Mandel also has bashed Vance over a pro-Vance PAC’s accepting of a $10 million donation from former PayPal founder Peter Thiel, a well-known Silicon Valley figure, although Axios reported Mandel reached out to Thiel requesting a meeting earlier in the campaign.
In an interview, Moreno said his no corporate PAC money pledge allows him to remain independent from special interests, which he said appeals to Republican voters. As a business owner, Moreno said it’s disturbed him to see more businesses openly dabble in political issues, turning off portions of their customer base.
“A lot of my opponents say this business is bad, and that business is bad, but they take their money,” Moreno said. “What do they expect? They want an investment return. I don’t want to be beholden to any business.”
Stivers, who flirted with running for the U.S. Senate this year before taking the Chamber of Commerce job, said in a recent interview that business leaders largely have been unhappy with their prospects in Ohio’s U.S. Senate field. He said Vance has stood out to him especially.
“Are there legitimate market power conversations that need to be had about some of these tech companies and the power that they have? Probably,” Stivers said. “Should there be conversations about splitting them up, and pursuing anti-trust types of things? Maybe. But he’s actually going much more broadly than just going after Big Tech. I’ve seen some quotes from him that are very anti-corporate. It’s a very populist way of thinking about the world, and if it’s wrong when the left does it, it’s wrong when the right does it too.”
Vivek Ramaswamy, a Cincinnati entrepreneur who also briefly considered running for the U.S. Senate as a Republican earlier this year, has made the rounds recently plugging his book, “Woke Inc.: Inside Corporate America’s Social Justice Scam.” In the book, he argues that large corporations in recent years increasingly have sought to influence political and social issues, co-opting left-of-center stances on social-justice issues, allowing them to deflect attention on the left — and stave off possible regulation — away from questionable business practices, like their operations in China.
Along with the influence social-media companies like Facebook and Twitter have gained over political debate through their enormously popular platforms, Ramaswamy argues big companies have entrenched political power and are undermining democratic debate.
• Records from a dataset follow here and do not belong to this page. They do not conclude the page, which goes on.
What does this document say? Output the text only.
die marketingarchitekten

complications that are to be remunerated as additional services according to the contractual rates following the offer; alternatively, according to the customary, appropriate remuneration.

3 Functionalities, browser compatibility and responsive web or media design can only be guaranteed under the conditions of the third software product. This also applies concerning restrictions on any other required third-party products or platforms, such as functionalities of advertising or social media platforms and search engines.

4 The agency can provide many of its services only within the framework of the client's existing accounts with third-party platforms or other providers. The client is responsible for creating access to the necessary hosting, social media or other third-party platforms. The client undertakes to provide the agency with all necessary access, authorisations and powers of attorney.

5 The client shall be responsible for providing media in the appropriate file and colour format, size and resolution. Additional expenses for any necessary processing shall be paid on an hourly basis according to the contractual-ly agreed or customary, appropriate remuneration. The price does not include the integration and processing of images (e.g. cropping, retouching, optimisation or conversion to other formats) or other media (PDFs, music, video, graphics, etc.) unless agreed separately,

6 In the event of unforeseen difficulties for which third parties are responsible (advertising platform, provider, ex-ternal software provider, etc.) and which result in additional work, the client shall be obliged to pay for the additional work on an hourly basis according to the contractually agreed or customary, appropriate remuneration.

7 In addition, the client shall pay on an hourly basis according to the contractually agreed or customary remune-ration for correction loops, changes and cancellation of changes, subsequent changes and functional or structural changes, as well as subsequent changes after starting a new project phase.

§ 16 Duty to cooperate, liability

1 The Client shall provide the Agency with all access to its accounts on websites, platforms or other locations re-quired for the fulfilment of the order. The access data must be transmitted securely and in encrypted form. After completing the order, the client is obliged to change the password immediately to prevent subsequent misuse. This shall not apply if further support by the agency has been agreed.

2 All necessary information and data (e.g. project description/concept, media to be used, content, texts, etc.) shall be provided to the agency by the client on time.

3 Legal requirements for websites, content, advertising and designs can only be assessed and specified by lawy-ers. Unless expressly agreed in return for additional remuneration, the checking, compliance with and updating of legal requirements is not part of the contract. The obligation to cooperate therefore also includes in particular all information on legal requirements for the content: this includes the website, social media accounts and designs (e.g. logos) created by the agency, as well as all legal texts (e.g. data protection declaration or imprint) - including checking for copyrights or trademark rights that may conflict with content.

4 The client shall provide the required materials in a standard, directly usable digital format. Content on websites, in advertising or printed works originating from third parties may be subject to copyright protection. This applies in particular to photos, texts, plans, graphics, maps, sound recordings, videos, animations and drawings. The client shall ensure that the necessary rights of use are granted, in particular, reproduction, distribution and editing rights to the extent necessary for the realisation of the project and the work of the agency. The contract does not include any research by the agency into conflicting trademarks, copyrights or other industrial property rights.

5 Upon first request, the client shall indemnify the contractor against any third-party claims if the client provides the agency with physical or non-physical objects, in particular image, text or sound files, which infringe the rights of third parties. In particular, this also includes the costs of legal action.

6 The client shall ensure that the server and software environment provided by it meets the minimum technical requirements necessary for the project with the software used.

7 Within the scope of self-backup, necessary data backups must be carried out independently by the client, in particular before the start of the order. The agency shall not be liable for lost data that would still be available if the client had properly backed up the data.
“If you’re Coca-Cola, you’d rather talk about voting laws in Georgia and teach your employees to be ‘less white’ than talk about the nationwide impact of your products on diabetes and obesity. If you’re Nike, you’d rather talk about slavery 200 years ago than talk about the Chinese slave labor that’s making your product today,” he said in an interview.
Ramaswamy has found a willing audience on conservative outlets like Fox News, although he said he thinks his ideas, which tie back to Citizens United, the landmark U.S. Supreme Court case that said corporations could spend unlimited amounts of money influencing politics, could be appealing to centrist and left-leaning voters too.
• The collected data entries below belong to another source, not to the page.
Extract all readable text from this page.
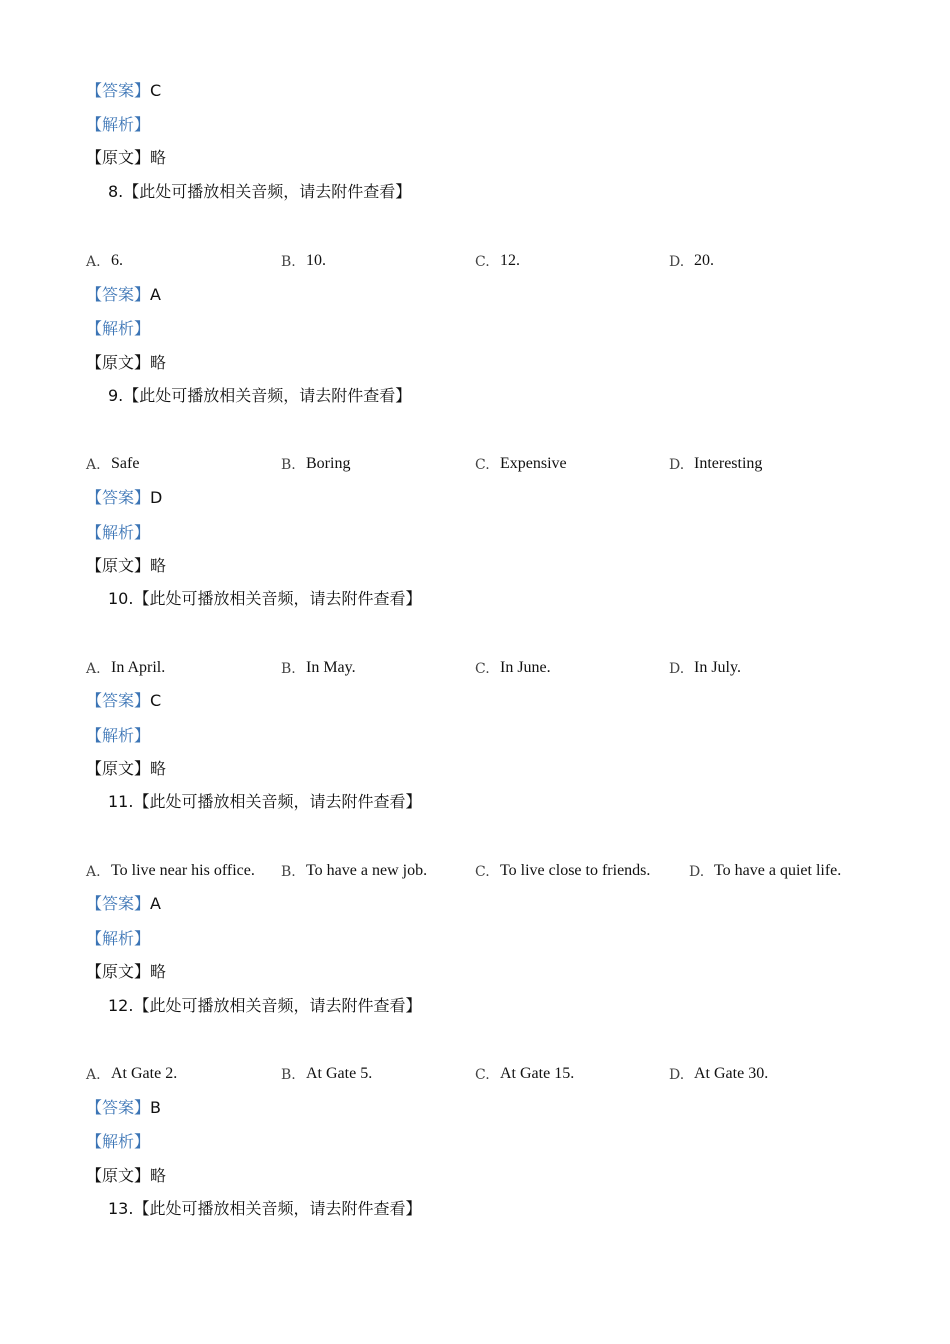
【答案】C
【解析】
【原文】略
8.【此处可播放相关音频，请去附件查看】
A. 6.	B. 10.	C. 12.	D. 20.
【答案】A
【解析】
【原文】略
9.【此处可播放相关音频，请去附件查看】
A. Safe	B. Boring	C. Expensive	D. Interesting
【答案】D
【解析】
【原文】略
10.【此处可播放相关音频，请去附件查看】
A. In April.	B. In May.	C. In June.	D. In July.
【答案】C
【解析】
【原文】略
11.【此处可播放相关音频，请去附件查看】
A. To live near his office. B. To have a new job.	C. To live close to friends.	D. To have a quiet life.
【答案】A
【解析】
【原文】略
12.【此处可播放相关音频，请去附件查看】
A. At Gate 2.	B. At Gate 5.	C. At Gate 15.	D. At Gate 30.
【答案】B
【解析】
【原文】略
13.【此处可播放相关音频，请去附件查看】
Ramaswamy said the Republican Party traditionally has been a “stooge of big business.”
“But I think that big business is becoming one of the biggest critics of capitalism itself, which is going to force the Republican Party to choose whether it’s going to be a stooge of big business, or whether it’s going to instead be a steward of everyday American voices that are being stifled as a result of big business,” he said.